I met Harthon’s eyes, waiting for him to unsheathe a dagger and prepare to throw, just like last time. But the lethal calm in his irises was tainted by…by pain or regret or something like it. His men crept forward, and that small hand jammed the dagger further into me.

The leather vest still protected my skin, but it could only withstand so much force.

“Stop!” a voice yelled. It was high-pitched and scared—the voice of a boy. A young boy, by the way it came from below my shoulders.

“Put the dagger down,” Harthon said slowly, inching forward a step. His gaze was hyper-focused on that hand, which now shook. The skin beneath the mangled fingernails was white with the pressure of his tight grip.

“I said, stop!” the boy shouted again.

Harthon displayed empty palms, continuing his slow crawl. “You don’t have to hurt people just because they did. Put the dagger down and I won’t kill you.”

The arm tightened and jerked me back. The force was weak, but I went anyway, not wanting to increase the tension.

A muscle popped in Harthon’s jaw. “You’re just a boy.
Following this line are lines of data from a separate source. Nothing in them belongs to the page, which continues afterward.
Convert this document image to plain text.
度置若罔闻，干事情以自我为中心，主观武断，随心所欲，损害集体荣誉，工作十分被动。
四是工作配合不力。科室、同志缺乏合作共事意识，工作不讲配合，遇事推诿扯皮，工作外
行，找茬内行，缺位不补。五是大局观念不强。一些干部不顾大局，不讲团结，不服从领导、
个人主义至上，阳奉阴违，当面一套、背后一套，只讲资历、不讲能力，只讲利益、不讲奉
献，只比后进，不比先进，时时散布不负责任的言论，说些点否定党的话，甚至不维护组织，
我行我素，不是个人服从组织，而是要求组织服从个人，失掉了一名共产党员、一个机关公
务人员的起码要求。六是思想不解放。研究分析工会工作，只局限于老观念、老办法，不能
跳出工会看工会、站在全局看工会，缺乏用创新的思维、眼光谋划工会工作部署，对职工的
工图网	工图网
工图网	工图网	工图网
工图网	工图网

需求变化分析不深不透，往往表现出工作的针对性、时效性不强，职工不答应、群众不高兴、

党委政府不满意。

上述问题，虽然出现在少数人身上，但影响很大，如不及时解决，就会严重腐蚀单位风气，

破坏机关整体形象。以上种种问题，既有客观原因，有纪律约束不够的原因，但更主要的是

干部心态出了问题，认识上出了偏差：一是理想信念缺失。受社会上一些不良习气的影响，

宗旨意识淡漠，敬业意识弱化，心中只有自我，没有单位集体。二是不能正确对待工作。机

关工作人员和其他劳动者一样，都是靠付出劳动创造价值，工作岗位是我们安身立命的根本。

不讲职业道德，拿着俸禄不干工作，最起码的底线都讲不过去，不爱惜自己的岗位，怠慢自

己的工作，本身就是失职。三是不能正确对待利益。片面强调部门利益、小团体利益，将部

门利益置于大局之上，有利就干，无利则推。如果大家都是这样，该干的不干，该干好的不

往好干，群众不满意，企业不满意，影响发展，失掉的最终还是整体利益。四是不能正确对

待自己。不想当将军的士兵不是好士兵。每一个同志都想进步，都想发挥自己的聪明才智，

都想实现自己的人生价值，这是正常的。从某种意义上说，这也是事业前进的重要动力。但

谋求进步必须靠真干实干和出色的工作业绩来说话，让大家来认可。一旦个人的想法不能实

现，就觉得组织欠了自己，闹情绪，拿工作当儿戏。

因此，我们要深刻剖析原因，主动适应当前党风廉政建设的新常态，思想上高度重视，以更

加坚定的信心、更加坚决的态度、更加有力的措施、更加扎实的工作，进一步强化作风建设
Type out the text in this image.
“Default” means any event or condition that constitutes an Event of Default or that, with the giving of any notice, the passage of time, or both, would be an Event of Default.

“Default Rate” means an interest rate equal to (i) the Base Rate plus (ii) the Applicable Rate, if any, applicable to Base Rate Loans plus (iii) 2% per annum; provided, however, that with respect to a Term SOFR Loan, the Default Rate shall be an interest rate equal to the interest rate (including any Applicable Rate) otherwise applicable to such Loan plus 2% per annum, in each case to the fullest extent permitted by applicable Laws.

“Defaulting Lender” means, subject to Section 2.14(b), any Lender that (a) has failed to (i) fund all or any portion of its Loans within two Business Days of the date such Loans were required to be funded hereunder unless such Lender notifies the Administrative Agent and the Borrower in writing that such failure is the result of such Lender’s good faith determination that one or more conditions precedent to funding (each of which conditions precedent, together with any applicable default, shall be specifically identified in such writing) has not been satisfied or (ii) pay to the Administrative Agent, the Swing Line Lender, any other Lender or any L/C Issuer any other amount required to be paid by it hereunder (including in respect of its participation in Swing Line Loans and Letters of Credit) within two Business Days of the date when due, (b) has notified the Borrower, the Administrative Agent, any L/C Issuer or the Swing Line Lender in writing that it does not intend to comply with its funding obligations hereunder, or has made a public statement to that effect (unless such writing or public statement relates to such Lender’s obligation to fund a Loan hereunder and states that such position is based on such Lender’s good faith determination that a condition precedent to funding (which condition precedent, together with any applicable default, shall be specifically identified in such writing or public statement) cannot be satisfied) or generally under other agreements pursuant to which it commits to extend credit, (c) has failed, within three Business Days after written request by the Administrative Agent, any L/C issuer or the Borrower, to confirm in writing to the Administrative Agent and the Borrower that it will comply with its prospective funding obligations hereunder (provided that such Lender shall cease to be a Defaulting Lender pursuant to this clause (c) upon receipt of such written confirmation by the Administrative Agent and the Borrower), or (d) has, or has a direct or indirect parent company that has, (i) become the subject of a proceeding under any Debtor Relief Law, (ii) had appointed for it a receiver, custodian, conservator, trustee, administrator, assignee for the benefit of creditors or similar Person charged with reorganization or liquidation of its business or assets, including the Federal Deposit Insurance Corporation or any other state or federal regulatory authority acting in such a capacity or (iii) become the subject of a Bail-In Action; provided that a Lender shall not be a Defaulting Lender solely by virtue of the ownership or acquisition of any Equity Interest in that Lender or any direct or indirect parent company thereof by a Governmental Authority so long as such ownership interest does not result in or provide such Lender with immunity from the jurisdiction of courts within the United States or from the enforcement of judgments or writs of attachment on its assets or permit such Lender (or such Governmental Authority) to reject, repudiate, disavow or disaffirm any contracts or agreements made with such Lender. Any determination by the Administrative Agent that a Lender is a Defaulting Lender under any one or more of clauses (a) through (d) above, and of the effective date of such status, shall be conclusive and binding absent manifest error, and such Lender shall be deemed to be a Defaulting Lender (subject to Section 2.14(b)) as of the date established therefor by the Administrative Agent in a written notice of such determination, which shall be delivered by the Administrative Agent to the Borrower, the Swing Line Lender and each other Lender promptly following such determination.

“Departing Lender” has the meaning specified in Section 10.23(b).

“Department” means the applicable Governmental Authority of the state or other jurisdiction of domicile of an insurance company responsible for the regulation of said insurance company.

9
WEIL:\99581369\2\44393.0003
You are not them. I know that,” he said, a plea mixed with the dark intensity of his voice.

Harthon didn’t want to kill this boy, but he would if he drove that dagger into me.

But if the boy stabbed me, it wouldn’t be from malice.

It would only be from fright and whatever he thought was the right thing to do because of the people he’d been with.

Dread banded around my chest, much tighter than the boy’s scrawny arm.